1. It is good for reading data rather than writing/updating data.
2. Does not support SQL. Although it is a database still it has its domain specific language and does not support native SQL.
3. Has rich set of APIs for Java programming language.
1. Could be used where you don’t have predefined schema.
2. Could be used where columns to the table are dynamically added/deleted.
3. Could be used where you have a large amount of data that could not be handled by a single node.
Hive is a distributed Data-warehouse. Hive is used to provide a partial structure to unstructured data. It does not support SQL but have a SQL like language known as HiveQL. Under the hood when you write a HiveQL query and execute it, it is converted to a set of Map-Reduce tasks, then results of these Map-Reduce tasks are merged to give a transparent view to the end user.
1. Provides Java API.
2. Used HDFS as the back-end, thus limited by the speed of HDFS.
3. Uses Map-Reduce for data processing.
1. Could be used where you need a distributed data warehouse.
2. Queries can’t be executed in real-time, so could be used with application which don’t have strict time limits.
Pig is another data analysis platform for large datasets.

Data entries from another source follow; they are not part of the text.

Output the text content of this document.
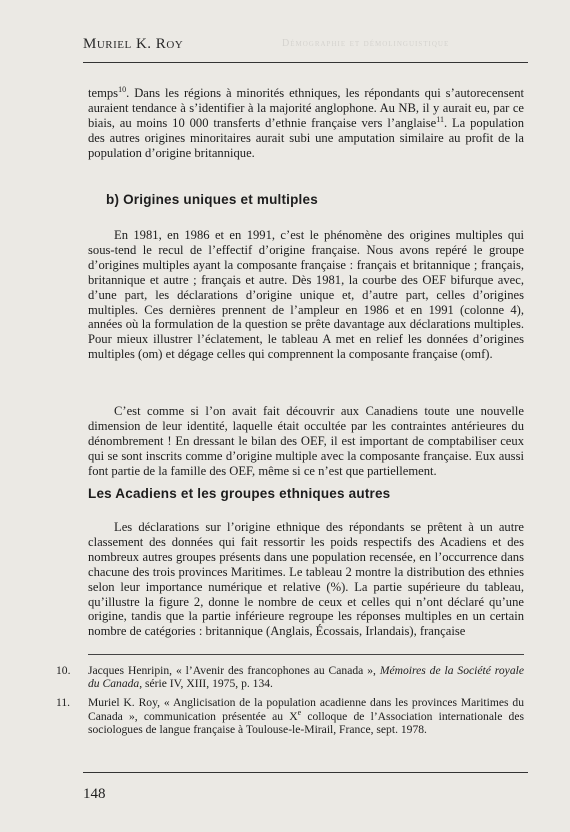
Démographie et démolinguistique
Muriel K. Roy

temps$^{10}$. Dans les régions à minorités ethniques, les répondants qui s’autorecensent auraient tendance à s’identifier à la majorité anglophone. Au NB, il y aurait eu, par ce biais, au moins 10 000 transferts d’ethnie française vers l’anglaise$^{11}$. La population des autres origines minoritaires aurait subi une amputation similaire au profit de la population d’origine britannique.

b) Origines uniques et multiples

En 1981, en 1986 et en 1991, c’est le phénomène des origines multiples qui sous-tend le recul de l’effectif d’origine française. Nous avons repéré le groupe d’origines multiples ayant la composante française : français et britannique ; français, britannique et autre ; français et autre. Dès 1981, la courbe des OEF bifurque avec, d’une part, les déclarations d’origine unique et, d’autre part, celles d’origines multiples. Ces dernières prennent de l’ampleur en 1986 et en 1991 (colonne 4), années où la formulation de la question se prête davantage aux déclarations multiples. Pour mieux illustrer l’éclatement, le tableau A met en relief les données d’origines multiples (om) et dégage celles qui comprennent la composante française (omf).

C’est comme si l’on avait fait découvrir aux Canadiens toute une nouvelle dimension de leur identité, laquelle était occultée par les contraintes antérieures du dénombrement ! En dressant le bilan des OEF, il est important de comptabiliser ceux qui se sont inscrits comme d’origine multiple avec la composante française. Eux aussi font partie de la famille des OEF, même si ce n’est que partiellement.

Les Acadiens et les groupes ethniques autres

Les déclarations sur l’origine ethnique des répondants se prêtent à un autre classement des données qui fait ressortir les poids respectifs des Acadiens et des nombreux autres groupes présents dans une population recensée, en l’occurrence dans chacune des trois provinces Maritimes. Le tableau 2 montre la distribution des ethnies selon leur importance numérique et relative (%). La partie supérieure du tableau, qu’illustre la figure 2, donne le nombre de ceux et celles qui n’ont déclaré qu’une origine, tandis que la partie inférieure regroupe les réponses multiples en un certain nombre de catégories : britannique (Anglais, Écossais, Irlandais), française

10.	Jacques Henripin, « l’Avenir des francophones au Canada », Mémoires de la Société royale du Canada, série IV, XIII, 1975, p. 134.
11.	Muriel K. Roy, « Anglicisation de la population acadienne dans les provinces Maritimes du Canada », communication présentée au Xe colloque de l’Association internationale des sociologues de langue française à Toulouse-le-Mirail, France, sept. 1978.
148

It has its domain specific language called Pig Latin to query the data. It is used with Hadoop and works with HDFS.
1. Converts Pig Latin statements to Map-Reduce under the hood.
2. Allows user defined functions. Thus you could write your custom functions and use them while quering using Pig Latin.
3. Easy to use. It requires very less lines of code compared to Map-Reduce for same task.
4. Mainly suitable ETL jobs.
5. Uses lazy evaluation. It means part of code is only executed only when it is needed.
6. Supports creation of data pipelines in form of Directed Acyclic Graphs.
1. Could be used for data ETL(Extract Transform Load) with very less lines of code.
Logstash is a log processing framework. Events and logs like server logs, system utilization logs could be easily processed with Logstash. It could accept input from a wide variety of inputs like: collectd, eventlog, ganglia, log4j, rabbitmq, rackspace, redis, tcp, udp, twitter etc. It could also be used as a middle tier which accepts unstructured logs from a source. Then process them and adds structure to this unstructured data. Then pass this data to some output source like: elasticsearch, email, file, http, mongodb, nagios, rabbitmq, solr, etc.
1. Great tool for processing of unstructured data and logs.
2. Supports Java API.
3. Uses JSON for message passing.
1. Used in the processing of log data.